The average daily calorie
requirement is 40 k cal/kg for adult. This is an appx. Value and can be higher
for persons involved in heavy work or living in colder climates etc. to gain
weight @ 5 kg a month your daily diet should provide 200 k cal above your daily
caloric requirement and it may possible as you have normal BMR. Of course, my
calculation is based upon the data you have provided here.
Okay, formulate a diet which provides
the required number of calories. In a balanced diet, 50% of the calories should
come from carbohydrates, 35% from fat and 15% from proteins. Be sure to include
generous helping fresh fruits, vegetables and milk in your diet, as besides
calories, your diet should provide your daily requirements of essential
minerals and vitamins. Consume about 2 ltr of water daily to maintain proper
homeostasis. Once you have formulated a diet, try to adher to it as closely as
possible. If you find it difficult to consume large amounts, partake of
frequent small meals. Chew your food properly as mastication is an important
part of digestion.
It is generally advised to avoid
exercise while you’re putting on weight. But I strongly go against it. It is
difficult to build an appetite if you have been lazing and lolling around the
whole day. A half an hour brisk exercise such as swimming, jogging, cycling, a
game of tennis or something like that will help you build a voracious appetite.

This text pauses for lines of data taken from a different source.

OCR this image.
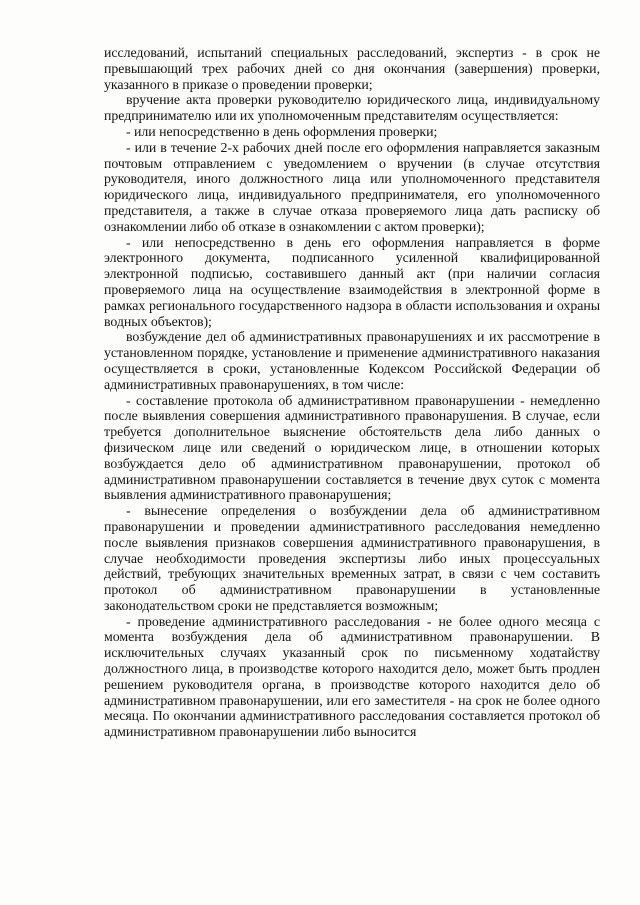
исследований, испытаний специальных расследований, экспертиз - в срок не превышающий трех рабочих дней со дня окончания (завершения) проверки, указанного в приказе о проведении проверки;

вручение акта проверки руководителю юридического лица, индивидуальному предпринимателю или их уполномоченным представителям осуществляется:

- или непосредственно в день оформления проверки;

- или в течение 2-х рабочих дней после его оформления направляется заказным почтовым отправлением с уведомлением о вручении (в случае отсутствия руководителя, иного должностного лица или уполномоченного представителя юридического лица, индивидуального предпринимателя, его уполномоченного представителя, а также в случае отказа проверяемого лица дать расписку об ознакомлении либо об отказе в ознакомлении с актом проверки);

- или непосредственно в день его оформления направляется в форме электронного документа, подписанного усиленной квалифицированной электронной подписью, составившего данный акт (при наличии согласия проверяемого лица на осуществление взаимодействия в электронной форме в рамках регионального государственного надзора в области использования и охраны водных объектов);

возбуждение дел об административных правонарушениях и их рассмотрение в установленном порядке, установление и применение административного наказания осуществляется в сроки, установленные Кодексом Российской Федерации об административных правонарушениях, в том числе:

- составление протокола об административном правонарушении - немедленно после выявления совершения административного правонарушения. В случае, если требуется дополнительное выяснение обстоятельств дела либо данных о физическом лице или сведений о юридическом лице, в отношении которых возбуждается дело об административном правонарушении, протокол об административном правонарушении составляется в течение двух суток с момента выявления административного правонарушения;

- вынесение определения о возбуждении дела об административном правонарушении и проведении административного расследования немедленно после выявления признаков совершения административного правонарушения, в случае необходимости проведения экспертизы либо иных процессуальных действий, требующих значительных временных затрат, в связи с чем составить протокол об административном правонарушении в установленные законодательством сроки не представляется возможным;

- проведение административного расследования - не более одного месяца с момента возбуждения дела об административном правонарушении. В исключительных случаях указанный срок по письменному ходатайству должностного лица, в производстве которого находится дело, может быть продлен решением руководителя органа, в производстве которого находится дело об административном правонарушении, или его заместителя - на срок не более одного месяца. По окончании административного расследования составляется протокол об административном правонарушении либо выносится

Alternatively, you can also do light training 3 times a week. Muscle tissue
weights more than fat.. so, as you tone up your muscle, watch the needle in
your scales rise. Further, regular exercise helps in proper distribution of fat
and prevents the unsightly pot-belly appearing.
So go ahead… you will definitely
achieve the target.
Yes, remember hereditary too play
an important role in body structure. A familial tendency towards leanness
exists in many families. In spite of a high calorie diet, such individuals are
unable to put on weight. However, let’s hope for the best.